No, Disney didn’t release footage of a never-before-seen fight scene between Marvel’s Wolverine and Thanos (spoiler: Thanos won).
The clip, which has racked up more than 142,000 views on X in 48 hours, was created using Seedance 2.0, an AI video generation model that ByteDance debuted last week. The tool created a buzz on social media, with one user creating a surreal AI video of Tom Cruise and Brad Pitt fighting over Jeffrey Epstein.
Given the AI industry’s established strategy of “asking for forgiveness, not permission,” ByteDance’s decision to let users create content based on Disney IP without permission is not all that surprising.
Disney, which is notorious for aggressively protecting its intellectual property, doesn’t necessarily have the same response to threats.

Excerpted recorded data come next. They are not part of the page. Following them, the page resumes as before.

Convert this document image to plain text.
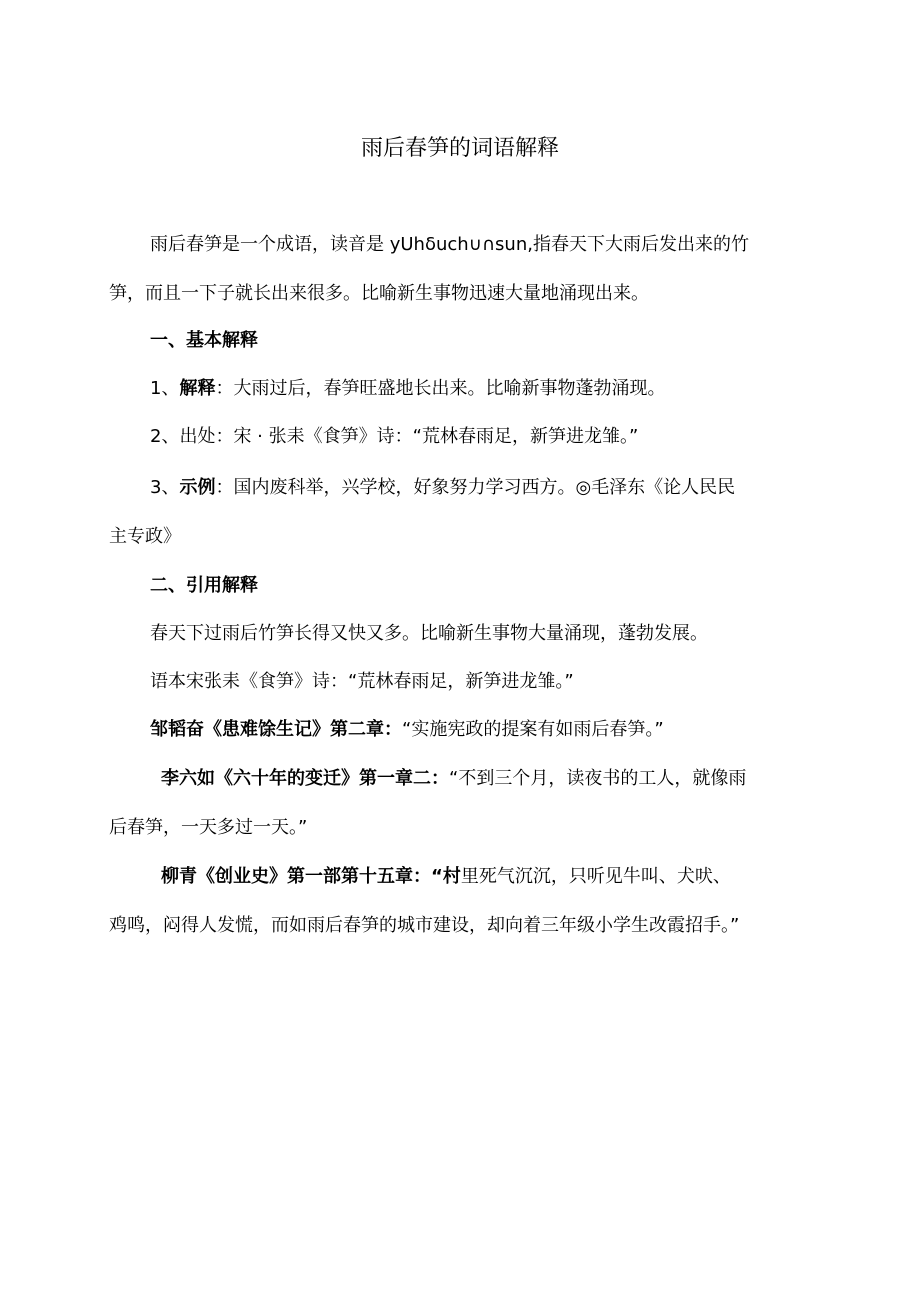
雨后春笋的词语解释

雨后春笋是一个成语，读音是 yUhδuch∪∩sun,指春天下大雨后发出来的竹

笋，而且一下子就长出来很多。比喻新生事物迅速大量地涌现出来。

一、基本解释

1、解释：大雨过后，春笋旺盛地长出来。比喻新事物蓬勃涌现。

2、出处：宋 · 张耒《食笋》诗：“荒林春雨足，新笋进龙雏。”

3、示例：国内废科举，兴学校，好象努力学习西方。◎毛泽东《论人民民

主专政》

二、引用解释

春天下过雨后竹笋长得又快又多。比喻新生事物大量涌现，蓬勃发展。

语本宋张耒《食笋》诗：“荒林春雨足，新笋进龙雏。”

邹韬奋《患难馀生记》第二章：“实施宪政的提案有如雨后春笋。”

李六如《六十年的变迁》第一章二：“不到三个月，读夜书的工人，就像雨

后春笋，一天多过一天。”

柳青《创业史》第一部第十五章：“村里死气沉沉，只听见牛叫、犬吠、

鸡鸣，闷得人发慌，而如雨后春笋的城市建设，却向着三年级小学生改霞招手。”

On Friday, the entertainment company sent a cease-and-desist letter to ByteDance, the Chinese company that owns SeaDance and TikTok, a spokesperson confirmed to Business Insider.
In the letter, Disney accused ByteDance of providing SeaDance 2.0 with “a pirated library of Disney’s copyrighted characters from Star Wars, Marvel, and other Disney series as if Disney’s coveted intellectual property were free public domain clip art.”
“Despite Disney’s well-known objections, ByteDance is hijacking Disney characters by copying, distributing, and creating derivative works,” the letter said.
Seadance is the only latest AI company to claim that Disney is ripping it off.
Disney and NBCUniversal sued AI image generation company Midjourney last June. In the lawsuit, the companies compared Midjourney’s technology to a “virtual vending machine that endlessly generates unauthorized copies of Disney and Universal copyrighted material.”
Disney then accused Character.AI of copyright infringement in a cease and desist letter last September. In December, it sent a letter to Google in response to its AI image generation software Nano Banana Pro and other AI models, accusing the Big Tech giant of stealing its IP “at scale.” Both companies have since removed Disney characters from their platforms.
However, Disney is not anti-AI, and its strategy is not one-size-fits-all. The company took a much less adversarial approach to OpenAI, the world’s leading AI startup.
After OpenAI introduced Sora 2, its AI-powered text-to-video conversion platform, in September, users began uploading IP-heavy content featuring Disney characters to social media. But instead of a cease and desist notice or legal action, Disney negotiated a deal.
By December, Disney and OpenAI announced a three-year licensing agreement that would give Sora users access to 200 Disney characters, with some guardrails. As part of the deal, Disney will also invest $1 billion in OpenAI.
Disney has not disclosed plans to develop its own AI models or video generators, but Disney CEO Bob Iger said the company ultimately views the technology not as a threat but as a new avenue to connect with viewers.
In an earnings call late last year, he said the AI will “give Disney+ users a more engaging experience, including the ability to create user-generated content and consume user-generated content (primarily in short-form format) from others.”